In the Young's double slit experiment, the intensity of light at a point on the screen where the path difference $\lambda$ is K,( $\lambda$ being the wavelength of light used). The intensity at a point where the path difference is ${\lambda}/4 $ will be

• A. K
• B. K/4
• C. K/2
• D. zero

Answer 1

The Correct Option is C

Intensity at any point on the screen is 
\(I= 4 I_0 {cos}^ 2 \frac{\Phi }{2}\) 
where \(I_0\) is the intensity of either wave and \(\Phi\) is the 
phase difference between two waves. 
Phase difference, \(\Phi = \frac{2 \pi}{\lambda} \times\) Path difference 
When path difference is \(\lambda\), then 
\(\Phi = \frac{ 2 \pi }{ \lambda } \times \lambda = 2 \pi\)
\(\therefore \, \, \, I = 1 I_0 {cos} ^2 \bigg( \frac{2 \pi}{2} \bigg) = 4 I_0 {cos }^2(\pi) = 4 I_0 =K\) ....(i) 
When path difference is \(\frac{\lambda}{ 4}\) , then 
\(\Phi = \frac{ 2 \pi }{ \lambda } \times \frac{\lambda}{ 2}\)
\(\therefore \, \, \, I =4 I_0 {cos}^2 \bigg( \frac{ \pi}{ 4} \bigg) = 2 I_0 = \frac{K}{2}\) \(\space14mm\) [Using (i)]
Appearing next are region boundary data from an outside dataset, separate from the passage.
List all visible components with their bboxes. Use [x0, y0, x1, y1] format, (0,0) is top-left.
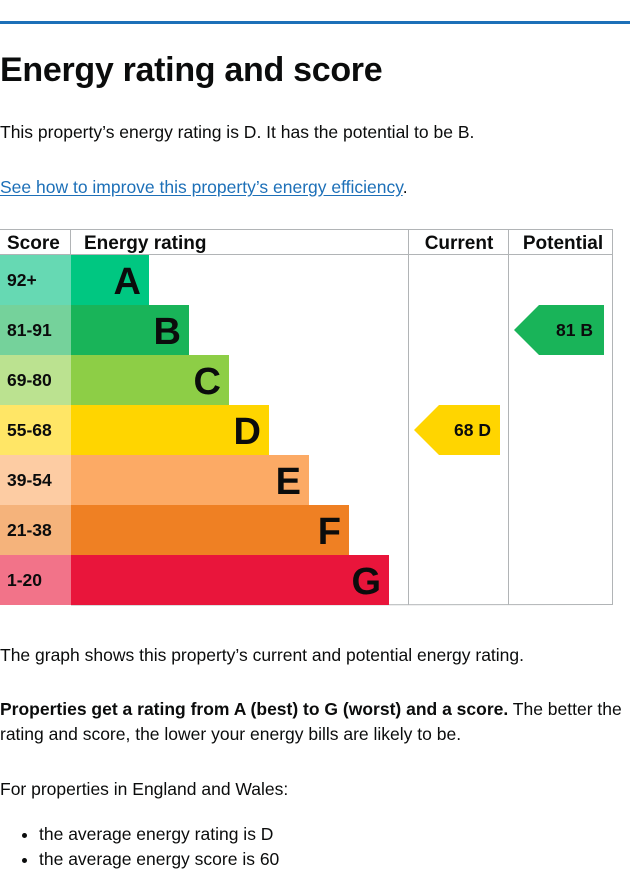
score-cell [0, 555, 71, 605]
top-rule [0, 21, 630, 24]
chart-bands: 92+ A 81-91 B 69-80 C 55-68 D 39-54 E 21-38 F 1-20 G [0, 255, 389, 605]
rating-bar-f [71, 505, 349, 555]
column-header: Potential [523, 233, 603, 254]
rating-bar-a [71, 255, 149, 305]
improve-efficiency-link[interactable]: See how to improve this property’s energ… [0, 177, 403, 197]
average-rating-item: the average energy rating is D [39, 822, 279, 847]
england-wales-note: For properties in England and Wales: [0, 779, 289, 799]
score-range-label: 55-68 [7, 420, 52, 440]
current-arrow [414, 405, 500, 455]
score-range-label: 81-91 [7, 320, 52, 340]
graph-description: The graph shows this property’s current … [0, 645, 525, 665]
rating-letter: C [194, 361, 221, 403]
score-range-label: 92+ [7, 270, 37, 290]
score-cell [0, 355, 71, 405]
rating-letter: B [154, 311, 181, 353]
rating-bar-c [71, 355, 229, 405]
rating-explanation-bold: Properties get a rating from A (best) to… [0, 699, 509, 719]
chart-arrows: 68 D 81 B [414, 305, 604, 455]
average-score-item: the average energy score is 60 [39, 847, 279, 872]
rating-bar-b [71, 305, 189, 355]
rating-bar-e [71, 455, 309, 505]
rating-explanation: Properties get a rating from A (best) to… [0, 697, 630, 747]
rating-letter: F [318, 511, 341, 553]
chart-header: Score Energy rating Current Potential [7, 233, 603, 254]
rating-bar-g [71, 555, 389, 605]
improve-link-period: . [402, 177, 408, 197]
score-range-label: 69-80 [7, 370, 52, 390]
rating-bar-d [71, 405, 269, 455]
score-range-label: 1-20 [7, 570, 42, 590]
rating-letter: A [114, 261, 141, 303]
score-cell [0, 405, 71, 455]
score-range-label: 39-54 [7, 470, 52, 490]
improve-paragraph: See how to improve this property’s energ… [0, 175, 408, 200]
rating-letter: G [351, 561, 381, 603]
rating-letter: E [276, 461, 301, 503]
score-range-label: 21-38 [7, 520, 52, 540]
column-header: Energy rating [84, 233, 206, 254]
energy-rating-chart: Score Energy rating Current Potential 92+ A 8… [0, 229, 614, 606]
potential-rating-label: 81 B [556, 320, 593, 340]
score-cell [0, 455, 71, 505]
score-cell [0, 505, 71, 555]
column-header: Score [7, 233, 60, 254]
rating-explanation-rest: The better the rating and score, the low… [0, 699, 622, 744]
column-header: Current [425, 233, 494, 254]
potential-arrow [514, 305, 604, 355]
averages-list: the average energy rating is D the avera… [0, 822, 279, 872]
page-title: Energy rating and score [0, 51, 383, 89]
rating-summary: This property’s energy rating is D. It h… [0, 122, 475, 142]
score-cell [0, 255, 71, 305]
rating-letter: D [234, 411, 261, 453]
current-rating-label: 68 D [454, 420, 491, 440]
score-cell [0, 305, 71, 355]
S is equally spaced from s₁ and s₂ according to Young's Double Slit Experiment Derivation. Given that both s₁ and s₂ are derivations of S, they act as two coherent sources. The slits allow light to enter, which then falls on a screen. With respect to the locations of slits s₁ and s₂, this screen is positioned 'D' away. Thomas Young developed the theory of light interference. Two light sources are separated from one another by some distance in the double-slit experiment. Young's double-slit experiment demonstrates that both matter and energy may exhibit wave- and particle-like properties.

The light passes through these slits and falls on the screen that is kept at the distance D from both the slits S₁ and S₂.
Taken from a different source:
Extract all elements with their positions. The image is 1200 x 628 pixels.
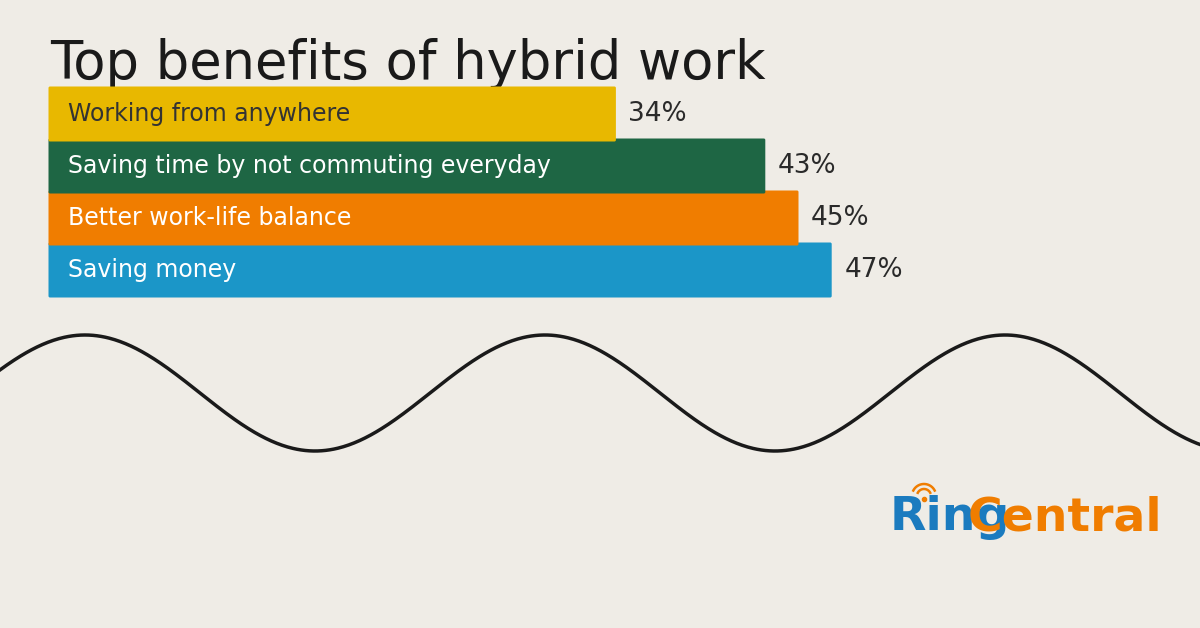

• The distance between the two slits is d.
• S₁ is activated.
• S₂ has ended.
• The closed screen is opposite the S₁.
• The screen opposite S₂ is lit.

As a result, an interference pattern appears when slits S₁ and S₂ are both open. The light waves from slits S₁ and S₂ must travel at different distances to reach point P when the slit spacing 'd' and the screen distance D are maintained constant. It suggests that the two slits S₁ and S₂ in the Young double slit experiment have different paths.
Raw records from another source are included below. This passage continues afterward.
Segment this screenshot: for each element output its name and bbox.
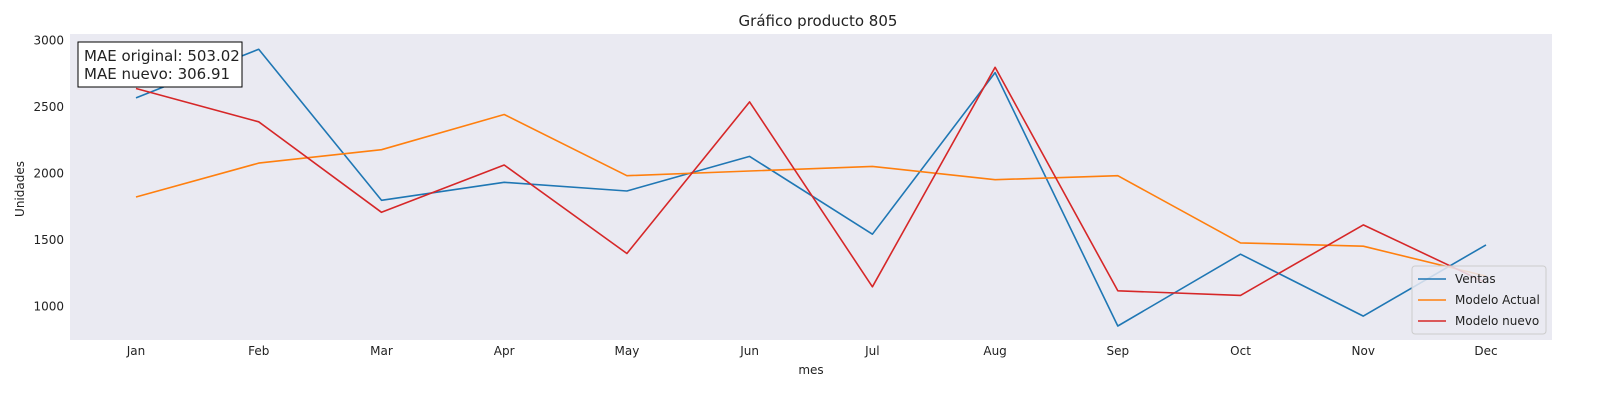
x-tick-label-aug: Aug: [983, 344, 1006, 358]
x-axis-label: mes: [798, 363, 823, 377]
plot-area: [70, 34, 1552, 340]
legend-label-modelo-nuevo: Modelo nuevo: [1455, 314, 1539, 328]
y-tick-label-3000: 3000: [33, 34, 64, 48]
legend-label-modelo-actual: Modelo Actual: [1455, 293, 1540, 307]
mae-original-text: MAE original: 503.02: [84, 47, 240, 65]
x-tick-label-nov: Nov: [1352, 344, 1375, 358]
legend-label-ventas: Ventas: [1455, 272, 1496, 286]
y-tick-label-1000: 1000: [33, 300, 64, 314]
series-lines: [135, 48, 1487, 327]
x-tick-label-may: May: [615, 344, 640, 358]
y-tick-label-2500: 2500: [33, 100, 64, 114]
x-tick-label-dec: Dec: [1474, 344, 1497, 358]
y-axis-ticks: 1000 1500 2000 2500 3000: [33, 34, 64, 314]
mae-nuevo-text: MAE nuevo: 306.91: [84, 65, 230, 83]
x-tick-label-jun: Jun: [739, 344, 759, 358]
y-axis-label: Unidades: [13, 161, 27, 217]
series-line-modelo-actual: [135, 113, 1487, 277]
chart-title: Gráfico producto 805: [739, 12, 898, 30]
legend-box: [1411, 265, 1547, 335]
series-line-modelo-nuevo: [135, 66, 1487, 297]
x-tick-label-mar: Mar: [370, 344, 393, 358]
y-tick-label-1500: 1500: [33, 233, 64, 247]
x-tick-label-jul: Jul: [864, 344, 879, 358]
legend: Ventas Modelo Actual Modelo nuevo: [1411, 265, 1547, 335]
x-tick-label-feb: Feb: [248, 344, 269, 358]
x-tick-label-sep: Sep: [1107, 344, 1130, 358]
x-tick-label-oct: Oct: [1230, 344, 1251, 358]
y-tick-label-2000: 2000: [33, 167, 64, 181]
x-axis-ticks: Jan Feb Mar Apr May Jun Jul Aug Sep Oct Nov Dec: [126, 344, 1498, 358]
x-tick-label-jan: Jan: [126, 344, 146, 358]
x-tick-label-apr: Apr: [494, 344, 515, 358]
mae-annotation-box: MAE original: 503.02 MAE nuevo: 306.91: [77, 41, 243, 88]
Think about two waves that are at different lengths and interfere at point P. Consider two slits, S₁ and S₂, with a monochromatic light source, "S," placed between them at a suitable distance. S₁ and S₂ are equally spaced apart from S. We may thus conclude that S₁ and S₂ are two consistent sources that were descended from S.